I couldn't eat and barely slept, so I got out bed just before 6am and awarded myself for an extra-long shower for running on less than two hours sleep. 

I was ready to go two hours before my mum and I were due to leave since she was driving me there, and I had never known time to drag so much. The time mocked me and slowed all the way down to just torture me a bit more, I was sure. One hour felt like a day. It made all my nerves worse and they wouldn't let me think about anything else, so I couldn't distract myself like I usually would have. 

Finally, I was in the car and we were driving there and all I did was watch my trembling hands pull at my sleeves. I had decided to wear Phil's jumper since it only seemed fair, and I hoped that he would see me and come up to me first.

"Are you okay?" My mum asked when we stopped at a red light.

"I think I'm going to have a heart attack and die," I responded, my breathing getting shallower as we got nearer.

"You'll be fine! Look, we're here now. Get out of the car before you change your mind, you can't let him down. Go, Dan. Don't look at me like that. See, that wasn't hard, was it? Good luck!" 

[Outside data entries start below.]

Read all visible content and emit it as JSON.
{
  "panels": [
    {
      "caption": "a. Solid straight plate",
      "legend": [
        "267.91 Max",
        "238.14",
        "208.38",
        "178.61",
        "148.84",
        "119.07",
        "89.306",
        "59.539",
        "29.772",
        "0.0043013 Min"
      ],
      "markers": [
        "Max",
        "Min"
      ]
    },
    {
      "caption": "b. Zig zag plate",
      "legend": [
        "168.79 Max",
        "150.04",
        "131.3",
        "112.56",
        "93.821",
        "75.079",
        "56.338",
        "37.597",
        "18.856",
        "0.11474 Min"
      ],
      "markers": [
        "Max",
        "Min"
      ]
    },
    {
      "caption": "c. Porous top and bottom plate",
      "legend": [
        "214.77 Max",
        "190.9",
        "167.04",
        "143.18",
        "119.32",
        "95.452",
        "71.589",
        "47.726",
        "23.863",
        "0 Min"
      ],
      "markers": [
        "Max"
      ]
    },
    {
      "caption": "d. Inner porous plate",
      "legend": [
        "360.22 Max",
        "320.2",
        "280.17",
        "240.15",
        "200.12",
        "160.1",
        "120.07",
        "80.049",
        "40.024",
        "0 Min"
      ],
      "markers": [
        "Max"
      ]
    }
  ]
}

I closed the car door and looked for the route to the town centre. My legs felt like jelly and I was sure I had gone pale and I would've done anything to go back home and forget the entire ordeal, but my body didn't listen to me and kept walking forward, which I was secretly pleased about.

I stopped in front of the shopping centre and looked around, but there were too many clusters of people so I couldn't see properly. But some five minutes later, I looked left and my heart stopped because there about 10 metres away, tugging the bottom of my vest, was boy with startling black hair.